PLOS Glob Public Health ; 2(9): e0000862, 2022.
Artigo em Inglês | MEDLINE | ID: mdl-36962790

RESUMO

Cardiovascular diseases (CVD) are the leading cause of death in Cambodia. However, it is unknown whether clinicians in Cambodia provide evidence-based CVD preventive care actions. We address this important gap and provide one of the first assessments of clinical care for CVD prevention in an LMIC context. We determined the proportion of primary care visits by adult patients that resulted in evidence-based CVD preventive care actions, identified which care actions were most frequently missed, and estimated the know-do gap for each clinical action. We used data on 190 direct clinician-patient observations and 337 clinician responses to patient vignettes from 114 public primary care health facilities. Our main outcomes were the proportion of patient consultations and responses to care vignettes where clinicians measured blood pressure, blood glucose, body mass index, and asked questions regarding alcohol, tobacco, physical activity, and diet. There were very large clinical care shortfalls for all CVD care actions. Just 6.4% (95% CI: 3.0%, 13.0%) of patients had their BMI measured, 8.0% (4.6%, 13.6%) their blood pressure measured at least twice, only 4.7% (1.9%, 11.2%) their blood glucose measured. Less than 21% of patients were asked about their physical activity (11.7% [7.0%, 18.9%]), smoking (18.0% [11.8%, 26.5%]), and alcohol-related behaviors (20.2% [13.7%, 28.9%]). We observed the largest know-do gaps for blood glucose and BMI measurements with smaller but important know-do gaps for the other clinical actions. CVD care did not vary across clinician cadre or by years of experience.

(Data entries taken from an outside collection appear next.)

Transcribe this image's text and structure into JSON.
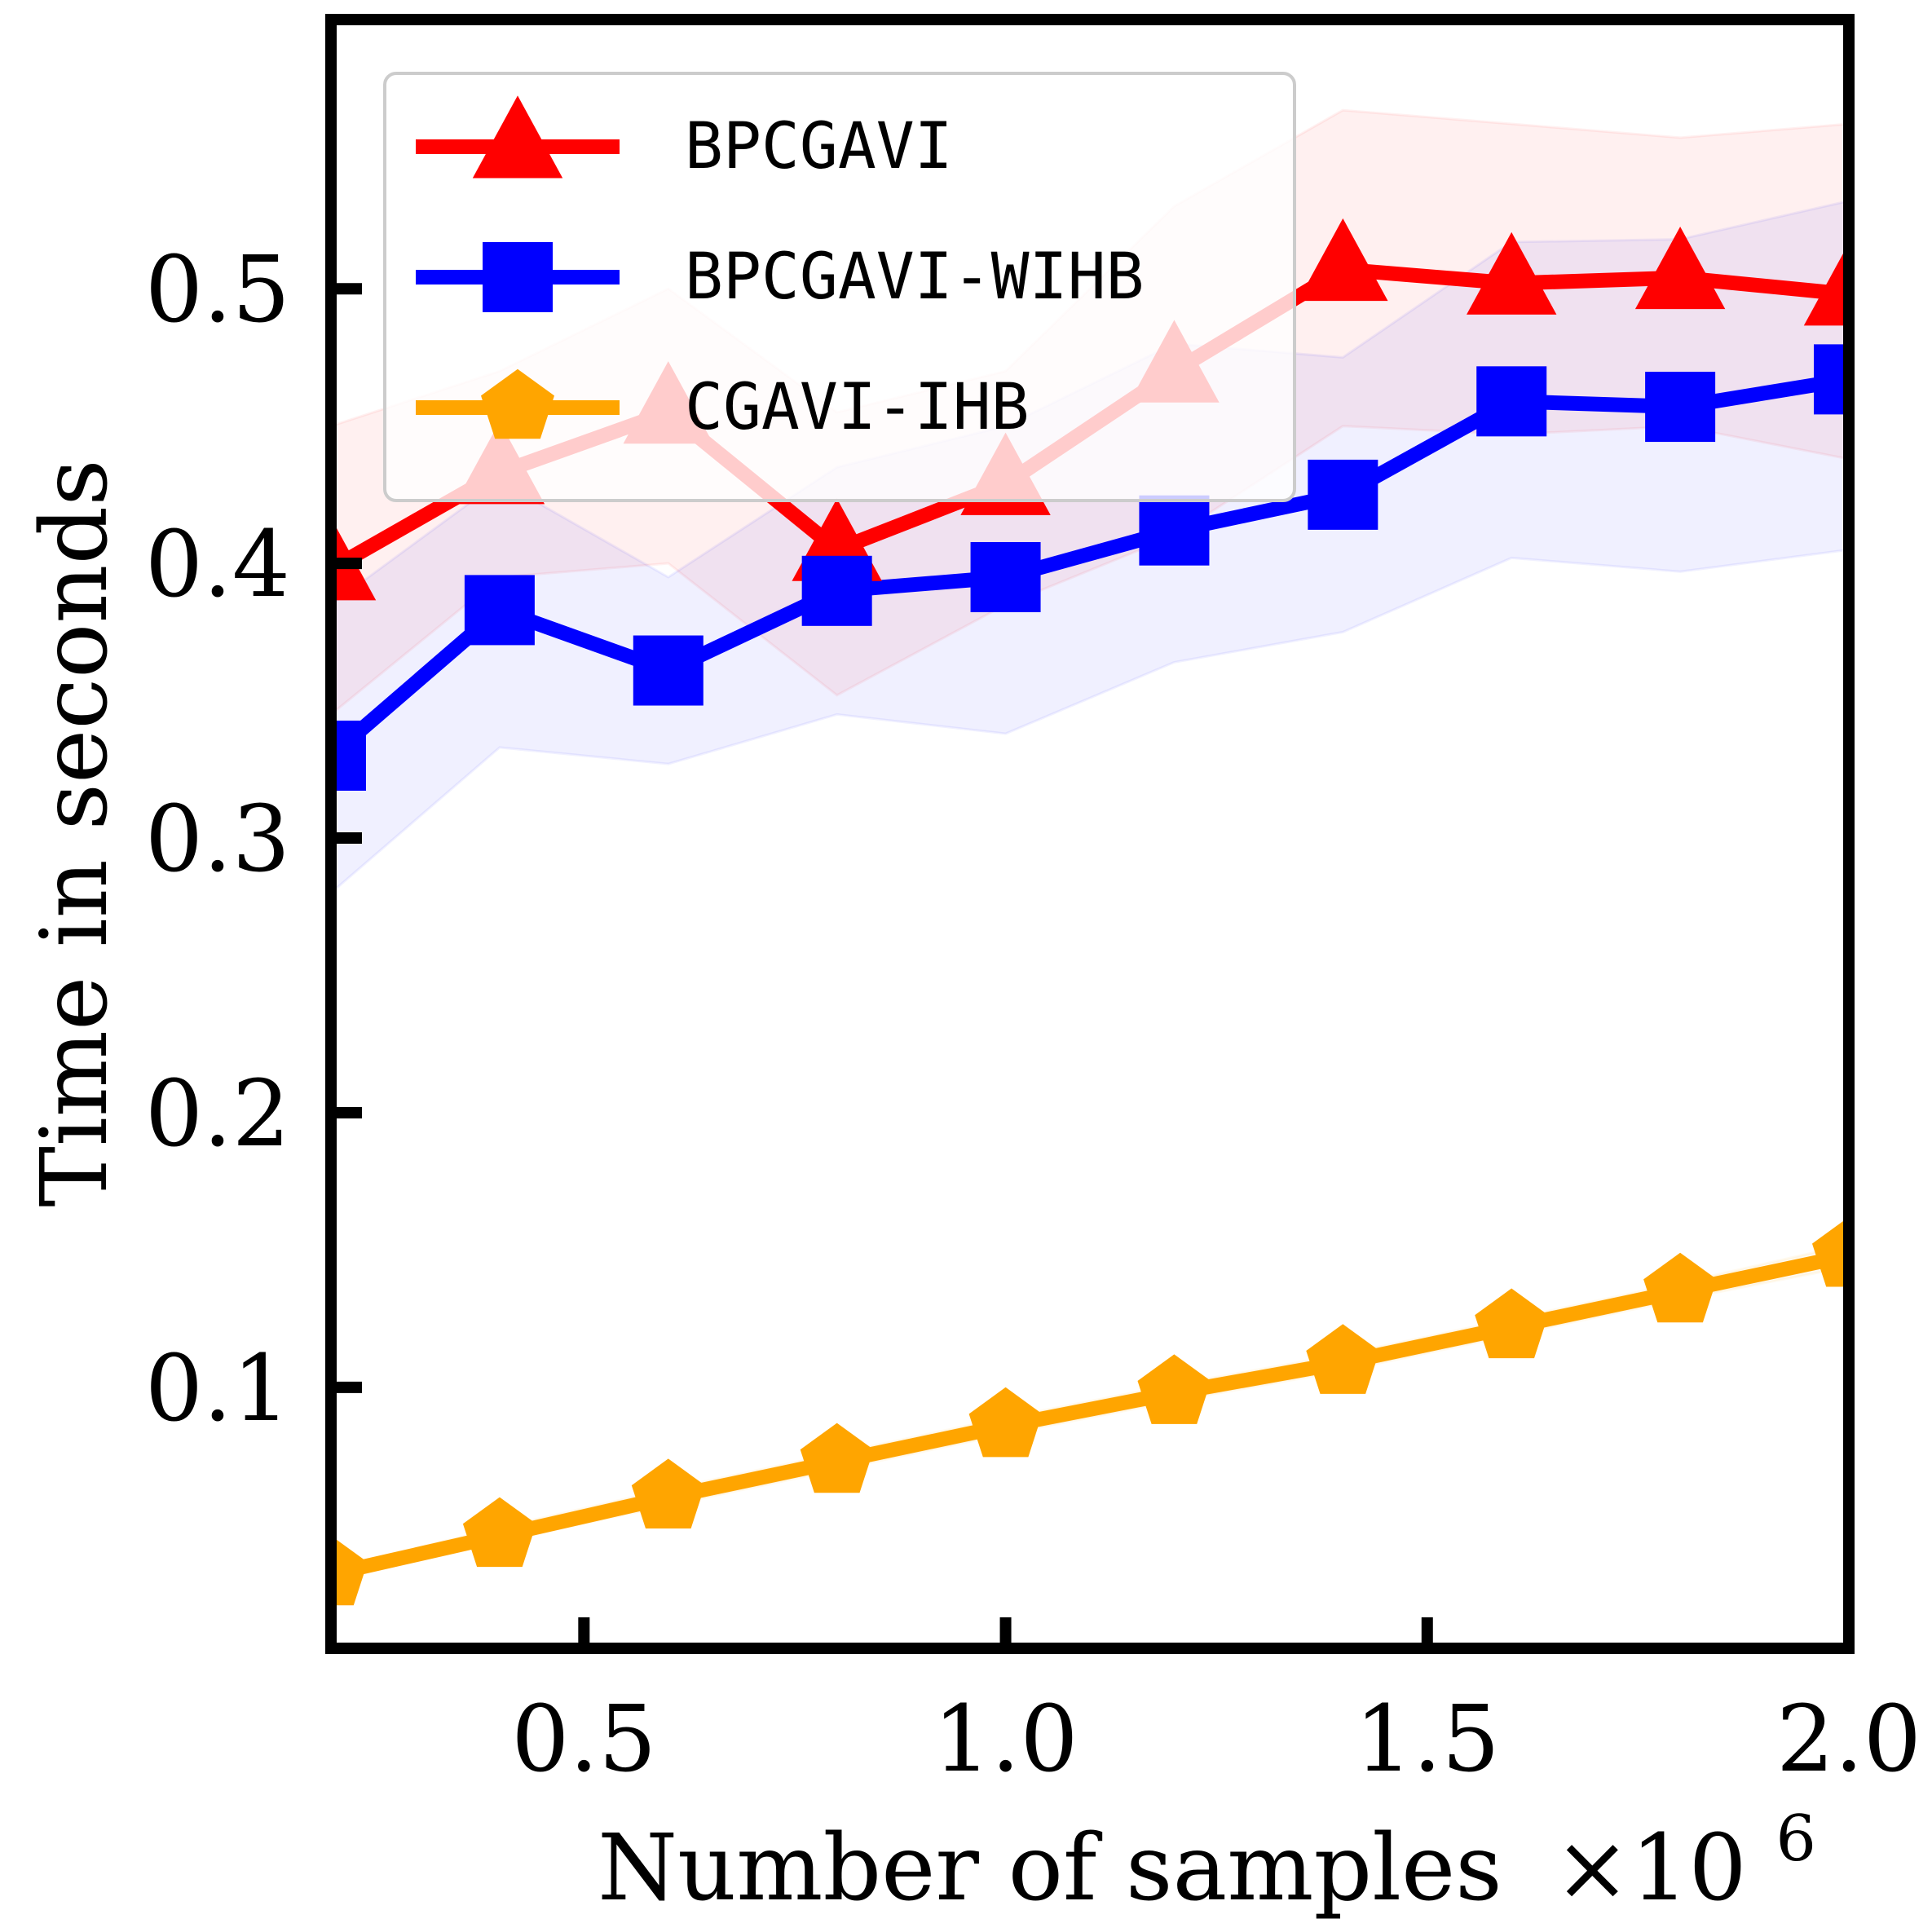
{
  "chart_data": {
    "type": "line",
    "xlabel": "Number of samples",
    "x_multiplier": "×10",
    "x_multiplier_exp": "6",
    "ylabel": "Time in seconds",
    "xlim": [
      0.2,
      2.0
    ],
    "ylim": [
      0.005,
      0.598
    ],
    "x_ticks": [
      0.5,
      1.0,
      1.5,
      2.0
    ],
    "x_tick_labels": [
      "0.5",
      "1.0",
      "1.5",
      "2.0"
    ],
    "y_ticks": [
      0.1,
      0.2,
      0.3,
      0.4,
      0.5
    ],
    "y_tick_labels": [
      "0.1",
      "0.2",
      "0.3",
      "0.4",
      "0.5"
    ],
    "legend_position": "top-left",
    "x": [
      0.2,
      0.4,
      0.6,
      0.8,
      1.0,
      1.2,
      1.4,
      1.6,
      1.8,
      2.0
    ],
    "series": [
      {
        "name": "BPCGAVI",
        "color": "#ff0000",
        "marker": "triangle",
        "values": [
          0.398,
          0.433,
          0.455,
          0.405,
          0.429,
          0.47,
          0.507,
          0.502,
          0.504,
          0.498
        ],
        "upper": [
          0.45,
          0.47,
          0.5,
          0.455,
          0.47,
          0.53,
          0.565,
          0.56,
          0.555,
          0.56
        ],
        "lower": [
          0.345,
          0.395,
          0.4,
          0.352,
          0.385,
          0.41,
          0.45,
          0.447,
          0.45,
          0.438
        ]
      },
      {
        "name": "BPCGAVI-WIHB",
        "color": "#0000ff",
        "marker": "square",
        "values": [
          0.33,
          0.383,
          0.361,
          0.39,
          0.395,
          0.412,
          0.425,
          0.459,
          0.457,
          0.467
        ],
        "upper": [
          0.385,
          0.43,
          0.395,
          0.435,
          0.45,
          0.48,
          0.475,
          0.517,
          0.518,
          0.532
        ],
        "lower": [
          0.28,
          0.333,
          0.327,
          0.345,
          0.338,
          0.364,
          0.375,
          0.402,
          0.397,
          0.405
        ]
      },
      {
        "name": "CGAVI-IHB",
        "color": "#ffa500",
        "marker": "pentagon",
        "values": [
          0.032,
          0.046,
          0.06,
          0.073,
          0.086,
          0.098,
          0.109,
          0.122,
          0.135,
          0.148
        ],
        "upper": [
          0.034,
          0.049,
          0.063,
          0.076,
          0.089,
          0.101,
          0.112,
          0.125,
          0.138,
          0.152
        ],
        "lower": [
          0.03,
          0.044,
          0.057,
          0.07,
          0.083,
          0.095,
          0.106,
          0.119,
          0.132,
          0.144
        ]
      }
    ]
  }
}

We find large CVD care delivery gaps in primary-care facilities across Cambodia. Our results suggest that diabetes is being substantially underdiagnosed and that clinicians are losing CVD prevention potential by not identifying individuals who would benefit from behavioral changes. The large overall and know-do gaps suggest that interventions for improving preventive care need to target both clinical knowledge and the bottlenecks between knowledge and care behavior.